Watch Curry, Moses Moody and Donte DiVincenzo barely move here as Terrence Davis splits them for an offensive board. Maybe the early start had them thinking this was some run-of-the-mill regular season game?

One team on Friday night looked like the league's reigning champ, not only unmoved by the pressure of an elimination game, but fully embracing it. Those stakes seemed way too big for the other side, which flailed around the floor with the angst and nerves of a team that's never been here before.

Those outcomes wouldn't have been a surprising result going into Game 6. What's truly shocking is just how easily and determinedly the Kings flipped that script, sending the Warriors reeling up I-80 into Sunday's winner-take-all in Sacramento.

Golden State gets run out of Chase Center

Newsflash: Sacramento is at its best in the open floor, and no team in the league pushes the pace with the intention of Mike Brown's. Is it too late to tell the Warriors?

Maybe the most defining theme of this series continued unabated in Game 6, with the Kings running the ball down Golden State's throat from the opening tip. Sacramento's 18 fast-break points were a new playoff high, but don't come close to capturing just how helpless the Warriors were to slow down De'Aaron Fox and Malik Monk.

The Kings ran on 37.1% of live rebounds on Friday, per Cleaning the Glass, a hair less than their sky-high rate from Game 5. They were even more aggressive pushing the ball up the floor off defensive boards in Games 2 and 3. The best encapsulation of Sacramento's tireless run game, though, came after Warriors buckets and dead balls.
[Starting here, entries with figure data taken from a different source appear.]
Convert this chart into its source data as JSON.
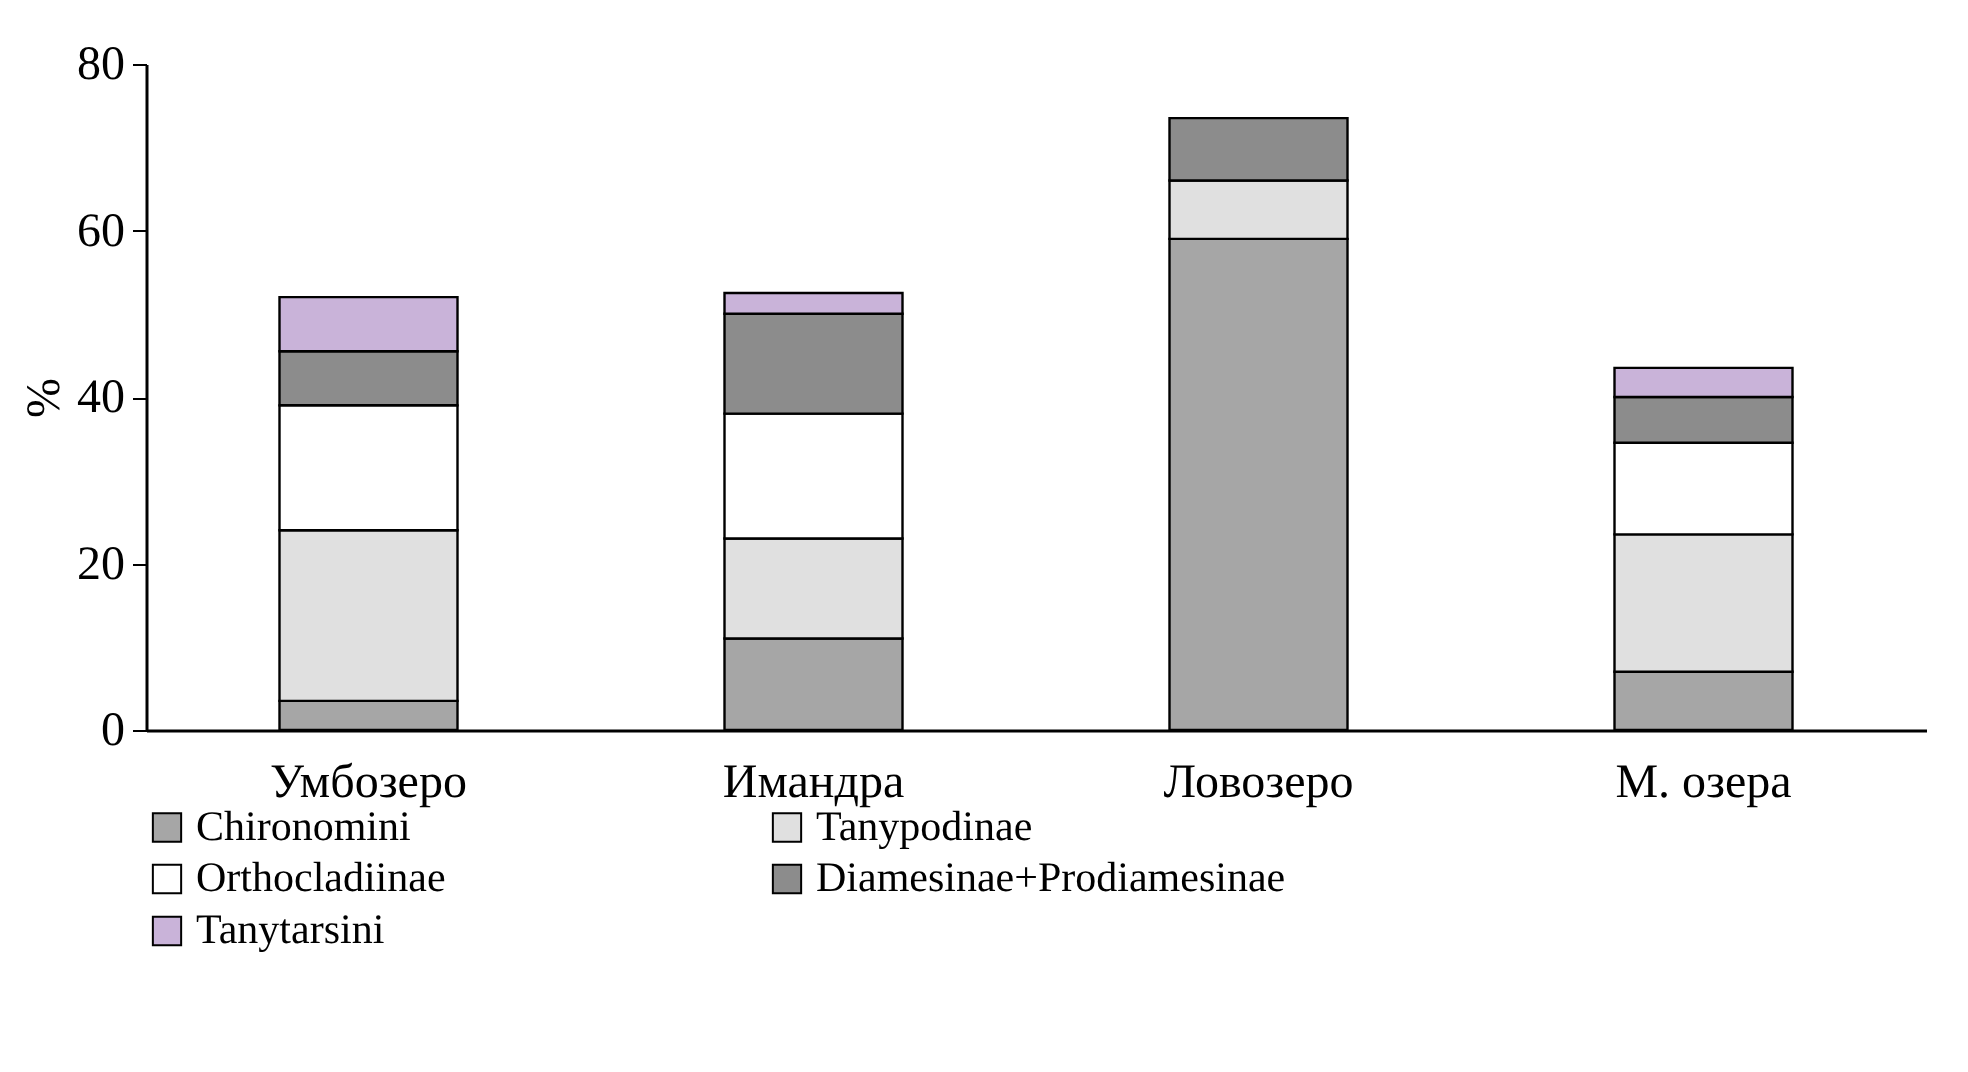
{
  "chart_data": {
    "type": "bar",
    "stacked": true,
    "ylabel": "%",
    "categories": [
      "Умбозеро",
      "Имандра",
      "Ловозеро",
      "М. озера"
    ],
    "ylim": [
      0,
      80
    ],
    "yticks": [
      0,
      20,
      40,
      60,
      80
    ],
    "grid": false,
    "legend": "bottom left",
    "series": [
      {
        "name": "Chironomini",
        "color": "#a6a6a6",
        "values": [
          3.5,
          11,
          59,
          7
        ]
      },
      {
        "name": "Tanypodinae",
        "color": "#e0e0e0",
        "values": [
          20.5,
          12,
          7,
          16.5
        ]
      },
      {
        "name": "Orthocladiinae",
        "color": "#ffffff",
        "values": [
          15,
          15,
          0,
          11
        ]
      },
      {
        "name": "Diamesinae+Prodiamesinae",
        "color": "#8c8c8c",
        "values": [
          6.5,
          12,
          7.5,
          5.5
        ]
      },
      {
        "name": "Tanytarsini",
        "color": "#c9b3d9",
        "values": [
          6.5,
          2.5,
          0,
          3.5
        ]
      }
    ]
  }
}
These consecutive scores from Andrew Wiggins late in the first half should've been momentum-changers. Instead, they were lost amid the Warriors' game-long inability to sprint back, matchup and build a wall at the rim.

Brown deserves immense credit for getting his team to understand the significance of attacking fast and playing early in the shot clock during this group's postseason debut. Sacramento's prowess turning literally any possession into a transition opportunity will be a major problem for any opponent if it manages to take Game 7.
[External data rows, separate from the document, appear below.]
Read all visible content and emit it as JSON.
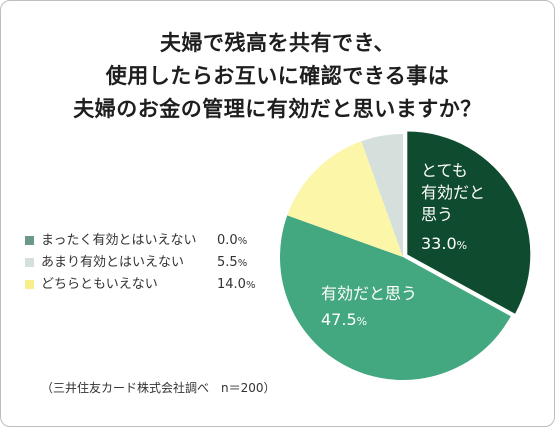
{
  "title_lines": [
    "夫婦で残高を共有でき、",
    "使用したらお互いに確認できる事は",
    "夫婦のお金の管理に有効だと思いますか？"
  ],
  "source": "（三井住友カード株式会社調べ　n＝200）",
  "unit": "%",
  "chart_data": {
    "type": "pie",
    "title": "夫婦で残高を共有でき、使用したらお互いに確認できる事は夫婦のお金の管理に有効だと思いますか？",
    "start": "12 o'clock",
    "direction": "clockwise",
    "legend_position": "left",
    "slices": [
      {
        "label": "とても有効だと思う",
        "label_lines": [
          "とても",
          "有効だと",
          "思う"
        ],
        "value": 33.0,
        "display": "33.0",
        "color": "#0f4b2e",
        "in_legend": false
      },
      {
        "label": "有効だと思う",
        "label_lines": [
          "有効だと思う"
        ],
        "value": 47.5,
        "display": "47.5",
        "color": "#43a77f",
        "in_legend": false
      },
      {
        "label": "どちらともいえない",
        "value": 14.0,
        "display": "14.0",
        "color": "#fbf6a8",
        "in_legend": true
      },
      {
        "label": "あまり有効とはいえない",
        "value": 5.5,
        "display": "5.5",
        "color": "#d5e0dc",
        "in_legend": true
      },
      {
        "label": "まったく有効とはいえない",
        "value": 0.0,
        "display": "0.0",
        "color": "#6a9a86",
        "in_legend": true
      }
    ],
    "legend_order": [
      4,
      3,
      2
    ]
  }
}
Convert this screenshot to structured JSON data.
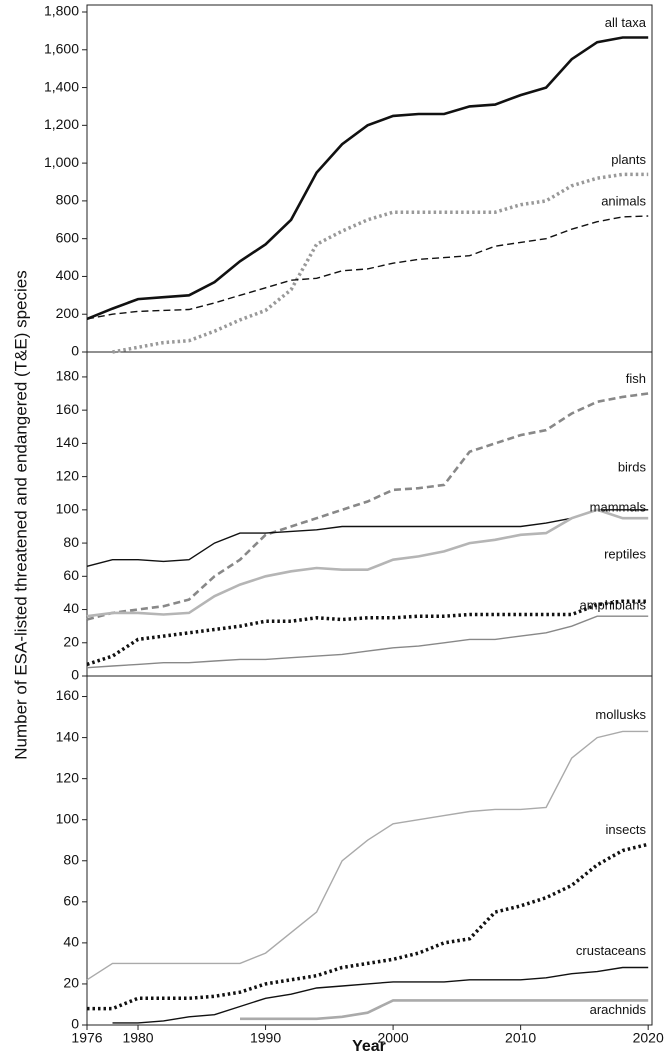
{
  "chart_data": [
    {
      "type": "line",
      "x": [
        1976,
        1978,
        1980,
        1982,
        1984,
        1986,
        1988,
        1990,
        1992,
        1994,
        1996,
        1998,
        2000,
        2002,
        2004,
        2006,
        2008,
        2010,
        2012,
        2014,
        2016,
        2018,
        2020
      ],
      "xlim": [
        1976,
        2020.3
      ],
      "ylim": [
        0,
        1800
      ],
      "yticks": [
        0,
        200,
        400,
        600,
        800,
        {
          "value": 1000,
          "label": "1,000"
        },
        {
          "value": 1200,
          "label": "1,200"
        },
        {
          "value": 1400,
          "label": "1,400"
        },
        {
          "value": 1600,
          "label": "1,600"
        },
        {
          "value": 1800,
          "label": "1,800"
        }
      ],
      "series": [
        {
          "name": "all taxa",
          "color": "#111111",
          "dash": "solid",
          "weight": "heavy",
          "values": [
            175,
            230,
            280,
            290,
            300,
            370,
            480,
            570,
            700,
            950,
            1100,
            1200,
            1250,
            1260,
            1260,
            1300,
            1310,
            1360,
            1400,
            1550,
            1640,
            1665,
            1665
          ]
        },
        {
          "name": "plants",
          "color": "#999999",
          "dash": "dotted",
          "weight": "heavy",
          "values": [
            null,
            0,
            25,
            50,
            60,
            110,
            170,
            220,
            330,
            570,
            640,
            700,
            740,
            740,
            740,
            740,
            740,
            780,
            800,
            880,
            920,
            940,
            940
          ]
        },
        {
          "name": "animals",
          "color": "#111111",
          "dash": "dashed",
          "weight": "light",
          "values": [
            175,
            200,
            215,
            220,
            225,
            260,
            300,
            340,
            380,
            390,
            430,
            440,
            470,
            490,
            500,
            510,
            560,
            580,
            600,
            650,
            690,
            715,
            720
          ]
        }
      ]
    },
    {
      "type": "line",
      "ylabel": "Number of ESA-listed threatened and endangered (T&E) species",
      "x": [
        1976,
        1978,
        1980,
        1982,
        1984,
        1986,
        1988,
        1990,
        1992,
        1994,
        1996,
        1998,
        2000,
        2002,
        2004,
        2006,
        2008,
        2010,
        2012,
        2014,
        2016,
        2018,
        2020
      ],
      "xlim": [
        1976,
        2020.3
      ],
      "ylim": [
        0,
        195
      ],
      "yticks": [
        0,
        20,
        40,
        60,
        80,
        100,
        120,
        140,
        160,
        180
      ],
      "series": [
        {
          "name": "fish",
          "color": "#888888",
          "dash": "dashed",
          "weight": "heavy",
          "values": [
            34,
            38,
            40,
            42,
            46,
            60,
            70,
            85,
            90,
            95,
            100,
            105,
            112,
            113,
            115,
            135,
            140,
            145,
            148,
            158,
            165,
            168,
            170
          ]
        },
        {
          "name": "birds",
          "color": "#111111",
          "dash": "solid",
          "weight": "light",
          "values": [
            66,
            70,
            70,
            69,
            70,
            80,
            86,
            86,
            87,
            88,
            90,
            90,
            90,
            90,
            90,
            90,
            90,
            90,
            92,
            95,
            100,
            100,
            100
          ]
        },
        {
          "name": "mammals",
          "color": "#b5b5b5",
          "dash": "solid",
          "weight": "heavy",
          "values": [
            36,
            38,
            38,
            37,
            38,
            48,
            55,
            60,
            63,
            65,
            64,
            64,
            70,
            72,
            75,
            80,
            82,
            85,
            86,
            95,
            100,
            95,
            95
          ]
        },
        {
          "name": "reptiles",
          "color": "#111111",
          "dash": "dotted",
          "weight": "heavy",
          "values": [
            7,
            12,
            22,
            24,
            26,
            28,
            30,
            33,
            33,
            35,
            34,
            35,
            35,
            36,
            36,
            37,
            37,
            37,
            37,
            37,
            43,
            45,
            45
          ]
        },
        {
          "name": "amphibians",
          "color": "#888888",
          "dash": "solid",
          "weight": "light",
          "values": [
            5,
            6,
            7,
            8,
            8,
            9,
            10,
            10,
            11,
            12,
            13,
            15,
            17,
            18,
            20,
            22,
            22,
            24,
            26,
            30,
            36,
            36,
            36
          ]
        }
      ]
    },
    {
      "type": "line",
      "xlabel": "Year",
      "x": [
        1976,
        1978,
        1980,
        1982,
        1984,
        1986,
        1988,
        1990,
        1992,
        1994,
        1996,
        1998,
        2000,
        2002,
        2004,
        2006,
        2008,
        2010,
        2012,
        2014,
        2016,
        2018,
        2020
      ],
      "xlim": [
        1976,
        2020.3
      ],
      "xticks": [
        1976,
        1980,
        1990,
        2000,
        2010,
        2020
      ],
      "ylim": [
        0,
        170
      ],
      "yticks": [
        0,
        20,
        40,
        60,
        80,
        100,
        120,
        140,
        160
      ],
      "series": [
        {
          "name": "mollusks",
          "color": "#aaaaaa",
          "dash": "solid",
          "weight": "light",
          "values": [
            22,
            30,
            30,
            30,
            30,
            30,
            30,
            35,
            45,
            55,
            80,
            90,
            98,
            100,
            102,
            104,
            105,
            105,
            106,
            130,
            140,
            143,
            143
          ]
        },
        {
          "name": "insects",
          "color": "#111111",
          "dash": "dotted",
          "weight": "heavy",
          "values": [
            8,
            8,
            13,
            13,
            13,
            14,
            16,
            20,
            22,
            24,
            28,
            30,
            32,
            35,
            40,
            42,
            55,
            58,
            62,
            68,
            78,
            85,
            88
          ]
        },
        {
          "name": "crustaceans",
          "color": "#111111",
          "dash": "solid",
          "weight": "light",
          "values": [
            null,
            1,
            1,
            2,
            4,
            5,
            9,
            13,
            15,
            18,
            19,
            20,
            21,
            21,
            21,
            22,
            22,
            22,
            23,
            25,
            26,
            28,
            28
          ]
        },
        {
          "name": "arachnids",
          "color": "#aaaaaa",
          "dash": "solid",
          "weight": "heavy",
          "values": [
            null,
            null,
            null,
            null,
            null,
            null,
            3,
            3,
            3,
            3,
            4,
            6,
            12,
            12,
            12,
            12,
            12,
            12,
            12,
            12,
            12,
            12,
            12
          ]
        }
      ]
    }
  ]
}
But the Warriors' age and collective lack of size and athleticism makes them extra susceptible to that go-go identity, even under the microscope of an elimination game. Somehow, some way, the Dubs must slow the Kings down on Sunday.

Kings prey on Stephen Curry, Jordan Poole

Golden State switched more frequently and willingly in Game 6 than it has at any other point this series. Look for Steve Kerr to go back to a more conservative approach in that regard with the season on the line, reserving automatic switches largely to the likes of any tandem between Draymond Green, Wiggins, Kevon Looney and Gary Payton II.

But making that schematic change won't help the Warriors much in Game 7 if Fox and Monk play on-ball predator with the teeth they did on Friday.

Sacramento's primary goal offensively if it got stuck in the halfcourt? Targeting Curry and Jordan Poole, a simple strategy the Kings went to over and over with their back against the wall of elimination.

The Kings dressed up their ruthlessly basic offensive approach, too. Wiggins makes his way through an initial Spain pick-and-roll to stay with Fox here, but it's all a prelude to Kevin Huerter bringing Curry into the action.

Sacramento gets both Curry and Poole involved after a needlessly soft switch from Payton on this possession, to predictable results.

The Warriors finally went away from switching Curry and Poole on the ball late. But dynamic playmakers don't need much space to create makable looks, a reality Golden State—which once again went at Keegan Murray in isolation—knows better than any team in the league.

Expect Fox and Monk to cosplay as prime LeBron James once again in Game 7, preying on Curry and Poole in ball-screen situations pretty much whenever they're on the floor.

Leaving their most vulnerable defenders on a perimeter island was always untenable for the Warriors. They'll either fight through on-ball picks and risk a losing numbers game behind the point of attack on Sunday, or switch and overload the strong side of the floor with help defenders.

Regardless, with Fox and Monk providing so much juice off the bounce, Golden State will likely be forced to grin and bear open shots from Kings role players with its dynasty hanging in the balance.